POSTSCRIPT - Of course back in the early 2000s, what I wrote here kicked off a lot of negative feedback and some stinging criticism, typically suggesting I was "absolving the driver of responsibility", or "making a victim of the rider". It wasn't just motorcyclists either - I was even told by a road safety officer that I was undoing all their good work promoting hi-vis clothing. Even in 2012, my presentation was often greeted with polite disbelief and shakes of the head.

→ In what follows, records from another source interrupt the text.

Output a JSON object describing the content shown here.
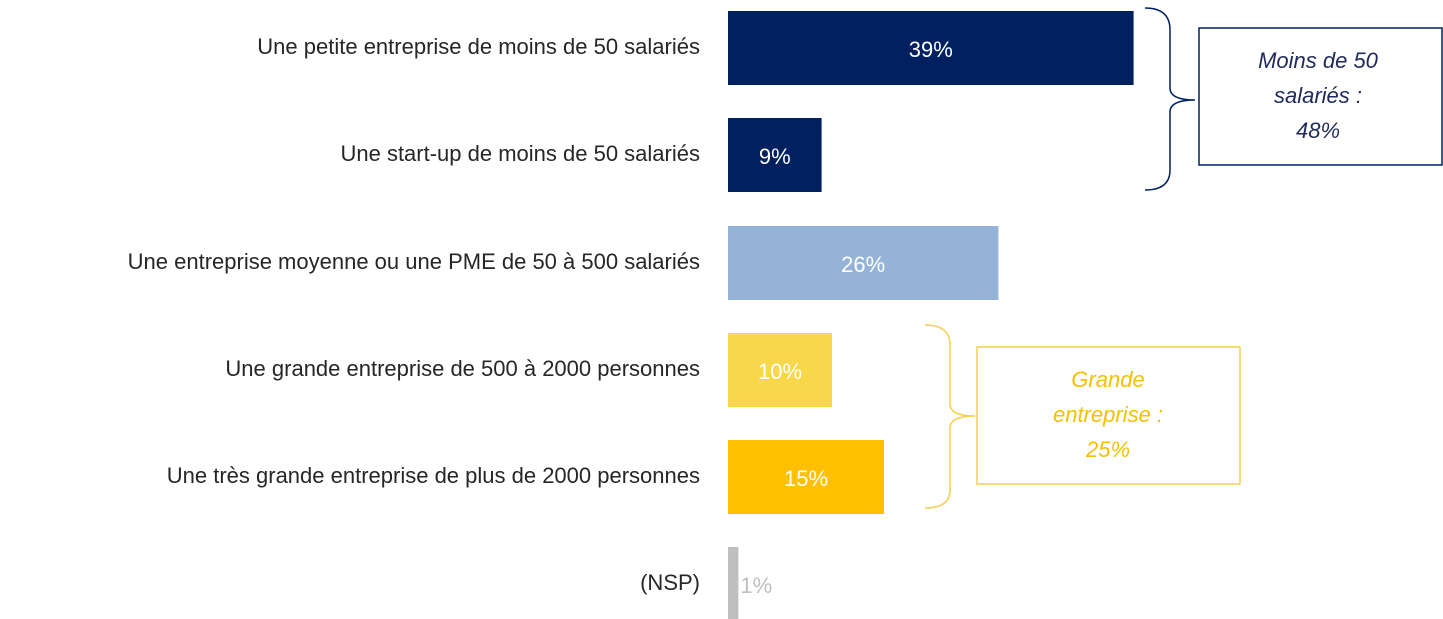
{
  "chart_data": {
    "type": "bar",
    "orientation": "horizontal",
    "categories": [
      "Une petite entreprise de moins de 50 salariés",
      "Une start-up de moins de 50 salariés",
      "Une entreprise moyenne ou une PME de 50 à 500 salariés",
      "Une grande entreprise de 500 à 2000 personnes",
      "Une très grande entreprise de plus de 2000 personnes",
      "(NSP)"
    ],
    "values": [
      39,
      9,
      26,
      10,
      15,
      1
    ],
    "value_labels": [
      "39%",
      "9%",
      "26%",
      "10%",
      "15%",
      "1%"
    ],
    "colors": [
      "#002060",
      "#002060",
      "#95b3d7",
      "#f8d84a",
      "#ffc000",
      "#bfbfbf"
    ],
    "annotations": [
      {
        "lines": [
          "Moins de 50",
          "salariés :",
          "48%"
        ],
        "color": "#1f2a5a"
      },
      {
        "lines": [
          "Grande",
          "entreprise :",
          "25%"
        ],
        "color": "#f5c000"
      }
    ]
  }
}
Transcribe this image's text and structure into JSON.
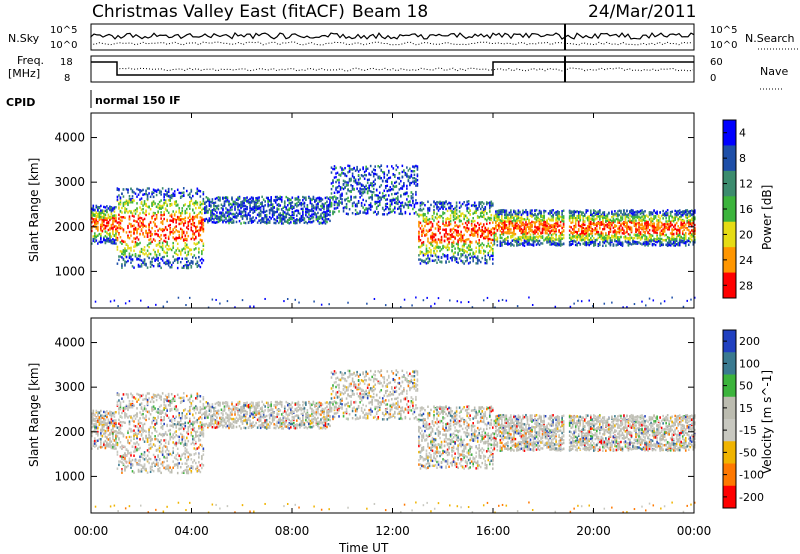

But in the eight years since the first talk, other people have picked up the message and begun to run with it. Biker Down itself has gone national, and is delivered by over half of all fire services, many of which use a version of my SOBS presentation. A year or so after the first SOBS presentations on Biker Down, an RAF pilot compiled a very good article for a London cyclists' magazine - I still reference that article regularly. And more recently, an excellent video has appeared online under the 'Fortnine' moniker on YouTube which covers much of what SOBS began explaining in 2012. Somewhat to my surprise, even BikeSafe in London has begun to cover some of the issues explained by SOBS.
As a result, riders are learning terms like 'motion camouflage' and 'saccadic masking' and the science isn't quite so much of a mystery any more. The more of us saying the same thing, the more credible the message becomes and I've seen that in the response to my presentations, how attitudes have begun to shift.
Perhaps not surprisingly, as more people become familiar with the concepts of visual perception, critics have now started to say that SOBS is nothing new - that we knew all this already. I certainly don't claim that I have contributed any original research to SOBS, but what is unique is that SOBS is most certainly the FIRST TIME anyone anywhere has attempted to assemble the research and present it ALL TOGETHER and in a form that is COMPREHENSIBLE to the average rider.
I personally have delivered the SOBS presentation to several thousand attendees on Biker Down in Kent, and many of the fire service Biker Down teams deliver a version of SOBS. Outside of Biker Down, I've personally taken SOBS to rider groups across the south of England (so drop me a line if you'd like a presentation delivered to your own group).
And in 2018 and 2019, SOBS achieved international recognition as I travelled to the other side of the world, to New Zealand. At the invitation of the NZ Transport Agency, the Ride Forever training scheme and the Accident Compensation Corporation, I was a keynote speaker on the Shiny Side Up roadshow that toured the county in both years, giving my talk to hundreds of Kiwi bikers at over a dozen venues on both trips.